Wonderful photo of the voyage! Even more wonderful that you got to spend time with family. Hope the fires are out near Kamloops. It has been brutal for fires on the west coast, hasn't it?

Your photographs brought back sweet memories of the six years I spent living in Vancouver and the many delightful journeys taken to the islands. We plan to return to Canada soon but I'm afraid BC has become too expensive for our limited retirement budget. Then there's the fact we've never lived in the Maritimes.. How hard could the winters be if we don't have to commute to jobs?

I hope you've enjoyed a good weekend. Thank goodness for rain.

Travel by boat and you don't leave a carbon footprint (or only on the ocean bottom). You should have bitten on the bullet and seen that BM exhibition. The museum has a new director who has been fantastically successful (former director of the National Gallery). To the point where Mrs BB and I can't stand the rugby scrum there any more. All those young faces eager for instruction. Why aren't they knocking on their neighbours' doors and running away?

Joe, yes, I love that name, based on the First Nations of the area. I think many use it already but would like to see it made more official on maps.

Maria, the fires unfortunately aren't subsiding for apparently they would need enough rain to soak the ground down to about 18 inches. Impossible in that dry interior so the firemen have their work cut out! There are a lot of large dead trees killed by the pine beetle. Yes, those fires have been brutal even down in California, haven't they?

Susan, yes, it's too bad BC is so expensive, especially in the south, even for our children. I've never been to the Maritimes (except when we travelled by train from Halifax to Winnipeg when we emigrated from Finland) but it's supposed to be lovely. Gets a lot of rain and snow though.

BB, it's hard to travel without a carbon foot print, except by bike or foot or canoe or rowboat! How much carbon from horses, I wonder? Yes, I was disappointed not to have had the time for the museum but seeing family came first. The Royal BC Museum did a stupendous job mounting the exhibition, I read.

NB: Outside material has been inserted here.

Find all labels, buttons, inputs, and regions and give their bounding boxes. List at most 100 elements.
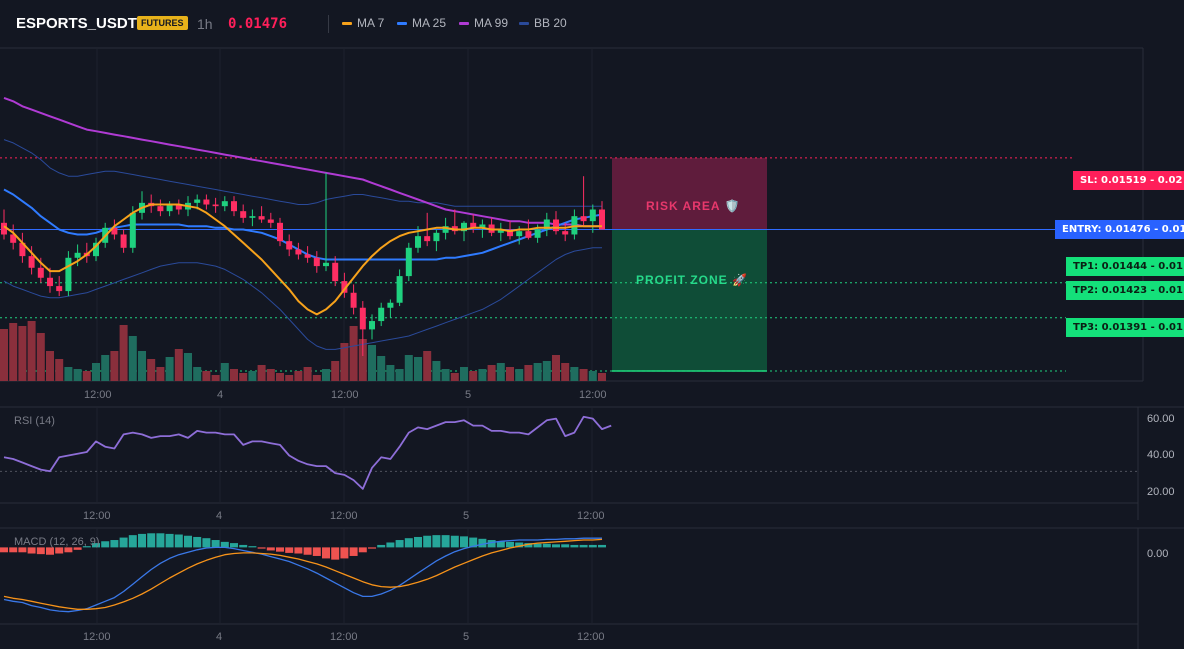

Don't knock them for trying to teach the kids, though I agree about the crowds.

How gorgeous!! Your photos always make me long to be where they are.

FYI, I've given you a Honest Scrap Award for blogging. You can learn more here: it's a kind of pay-it-forward award.

Lovely photos and writing about your journey. Your photographs remind me of what it is I love about the PNW.

What happened to the fetus rock?


Martha, I found what I called the fetus rock sometime in the 90's. I would look for it in subsequent visits and each time it had gotten smaller and eventually could no longer be found. Such is the powerful weathering action of the wind and sea! But new forms are always emerging and it's exciting to find more treasures. This observed metamorphosis was one of the inspirations for the series of prints by that name. Must get more photos up here....

Kate, thanks so much for the award! (sorry I almost missed it -- I just retrieved it from my new spam screener, oops. Gosh, what do I say and who should I pass this on to? hmm, so many deserving bloggers out there...

Your island sojurn sounds blissful. I hope to visit that region some day.

Hattie, I'm sure you'd love the islands here, being an island person yourself!

Sounds like a wonderful trip - so much island hopping! And so much time to spend outdoors with the beautiful sights and among friends. I look forward to more photos!

Leslee, thanks, it was a wonderful trip, I don't know why we don't do it more often.

This is a part of the world that I'm longing to visit. That second picture looks rather lunar.

Bee, I know I'm biased but it IS a fabulously beautiful area and I feel lucky living here! Yes, some of thsoe rocky beaches do look lunar, especially on a cloudy day.